Régime de pensions du Canada (RPC) – autre

Informations sur la décision

Résumé :

RPC – invalidité – application du critère Villani à la situation personnelle

La requérante était conductrice de chariot élévateur. Elle a eu un accident de voiture qui l’a laissée avec de la douleur et des maux de tête. Elle avait une 8e année et aucune connaissance en informatique. Neuf ans après l’accident, elle a présenté une demande de pension d’invalidité, mais le ministre l’a rejetée. Elle a fait appel à la division générale (DG). La DG a rejeté l’appel. La DG a examiné les problèmes de santé et les antécédents personnels de la requérante et a conclu qu’elle pouvait encore travailler.

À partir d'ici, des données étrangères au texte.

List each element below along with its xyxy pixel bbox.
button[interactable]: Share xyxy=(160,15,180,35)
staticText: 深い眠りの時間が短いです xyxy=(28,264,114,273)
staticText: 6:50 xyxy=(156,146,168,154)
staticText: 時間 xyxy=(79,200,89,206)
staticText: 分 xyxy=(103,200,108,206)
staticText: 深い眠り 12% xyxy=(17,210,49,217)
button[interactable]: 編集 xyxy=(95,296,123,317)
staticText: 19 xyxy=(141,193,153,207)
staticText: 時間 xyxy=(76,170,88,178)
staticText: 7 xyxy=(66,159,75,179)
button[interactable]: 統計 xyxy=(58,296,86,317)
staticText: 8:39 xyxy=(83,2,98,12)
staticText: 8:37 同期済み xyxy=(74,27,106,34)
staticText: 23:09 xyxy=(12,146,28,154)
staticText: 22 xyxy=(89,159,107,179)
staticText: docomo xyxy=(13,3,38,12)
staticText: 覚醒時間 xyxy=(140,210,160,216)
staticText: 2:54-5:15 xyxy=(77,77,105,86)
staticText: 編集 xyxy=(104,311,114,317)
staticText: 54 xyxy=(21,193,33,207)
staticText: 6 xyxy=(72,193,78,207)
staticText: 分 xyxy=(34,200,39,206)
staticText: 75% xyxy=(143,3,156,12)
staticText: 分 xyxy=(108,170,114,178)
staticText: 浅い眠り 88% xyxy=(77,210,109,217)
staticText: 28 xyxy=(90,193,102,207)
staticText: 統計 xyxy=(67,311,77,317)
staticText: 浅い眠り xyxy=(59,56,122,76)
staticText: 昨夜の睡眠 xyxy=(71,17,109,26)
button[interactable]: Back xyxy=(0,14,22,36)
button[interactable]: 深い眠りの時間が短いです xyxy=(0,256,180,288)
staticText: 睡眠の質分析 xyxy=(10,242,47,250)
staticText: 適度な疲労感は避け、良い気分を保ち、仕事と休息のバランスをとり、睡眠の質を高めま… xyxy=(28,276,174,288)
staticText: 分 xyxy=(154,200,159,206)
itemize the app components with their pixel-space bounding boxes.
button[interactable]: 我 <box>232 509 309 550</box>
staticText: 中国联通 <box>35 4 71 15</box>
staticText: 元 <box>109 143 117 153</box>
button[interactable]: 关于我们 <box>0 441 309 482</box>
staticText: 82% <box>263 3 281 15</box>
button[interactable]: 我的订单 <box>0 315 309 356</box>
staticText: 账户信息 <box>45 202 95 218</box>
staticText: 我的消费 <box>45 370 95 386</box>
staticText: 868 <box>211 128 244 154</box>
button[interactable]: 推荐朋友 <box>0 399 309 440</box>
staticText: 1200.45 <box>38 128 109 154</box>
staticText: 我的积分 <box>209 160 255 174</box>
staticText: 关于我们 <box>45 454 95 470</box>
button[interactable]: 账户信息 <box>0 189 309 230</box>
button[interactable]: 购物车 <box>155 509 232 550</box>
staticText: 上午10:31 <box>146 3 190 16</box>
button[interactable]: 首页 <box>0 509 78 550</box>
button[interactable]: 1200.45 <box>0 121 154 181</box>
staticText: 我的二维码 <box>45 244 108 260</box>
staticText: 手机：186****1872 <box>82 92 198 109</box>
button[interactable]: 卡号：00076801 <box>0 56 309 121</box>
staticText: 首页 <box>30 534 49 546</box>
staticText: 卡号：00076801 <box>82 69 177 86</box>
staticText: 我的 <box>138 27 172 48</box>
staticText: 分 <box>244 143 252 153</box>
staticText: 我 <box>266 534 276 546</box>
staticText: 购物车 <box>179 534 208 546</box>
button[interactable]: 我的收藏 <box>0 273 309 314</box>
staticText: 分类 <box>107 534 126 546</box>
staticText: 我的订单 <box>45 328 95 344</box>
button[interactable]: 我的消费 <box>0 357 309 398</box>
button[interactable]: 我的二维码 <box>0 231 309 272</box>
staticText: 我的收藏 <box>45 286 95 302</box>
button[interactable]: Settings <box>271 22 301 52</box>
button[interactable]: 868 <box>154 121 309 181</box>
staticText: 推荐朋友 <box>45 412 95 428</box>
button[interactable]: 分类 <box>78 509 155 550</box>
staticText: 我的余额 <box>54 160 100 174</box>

La requérante a donc fait appel à la division d’appel (DA). Celle-ci a conclu que la DG avait commis une erreur de droit. La décision de la DG mentionnait les antécédents de la requérante, mais ne montrait pas que la DG avait examiné les répercussions de son niveau d’éducation limité et du fait qu’elle n’a aucune connaissance en informatique sur sa capacité à travailler. La DA a rendu la décision que la DG aurait dû rendre et a conclu que la requérante était invalide. À cause de ses problèmes de santé, il était très difficile pour la requérante de travailler dans des emplois exigeants physiquement. Puisqu’elle a seulement occupé des emplois exigeants sur le plan physique, ses compétences d’emploi n’étaient pas transférables à un travail sédentaire. Son manque de connaissances informatiques et ses autres difficultés de lecture et d’écriture font en sorte qu’il serait difficile pour elle de se recycler. Avec peu de scolarité, elle aurait du mal à trouver des emplois sédentaires sur le marché du travail. Ses problèmes de santé ne se sont pas améliorés après neuf ans et rien ne prouvait qu’il était possible d’y remédier; sa condition était donc prolongée. La DA a accueilli l’appel, ce qui signifiait que la requérante était admissible à la pension d’invalidité.

Contenu de la décision

[TRADUCTION]

Citation : LG c Ministre de l’Emploi et du Développement social, 2021 TSS 277

Numéro de dossier du Tribunal: AD-21-92

ENTRE :

L. G.

Appelante

et

Ministre de l’Emploi et du Développement social

Intimé


DÉCISION DU TRIBUNAL DE LA SÉCURITÉ SOCIALE
Division d’appel


DÉCISION RENDUE PAR : Valerie Hazlett Parker
DATE DE LA DÉCISION : Le 14 juin 2021

Sur cette page

Décision et motifs

Décision

[1] L’appel est accueilli.

[2] La présente décision est celle que la division générale aurait dû rendre. La requérante est invalide. Les paiements de pension d’invalidité entreront en vigueur à compter de juin 2017.

Aperçu

[3] L. G. (requérante) a terminé sa 8e année avant d’intégrer la population active. Son dernier emploi a été celui de conductrice de chariot élévateur. Après avoir été impliquée dans un accident de la route, la requérante a commencé à avoir des maux de tête et de la douleur au dos, au cou et à l’épaule droite.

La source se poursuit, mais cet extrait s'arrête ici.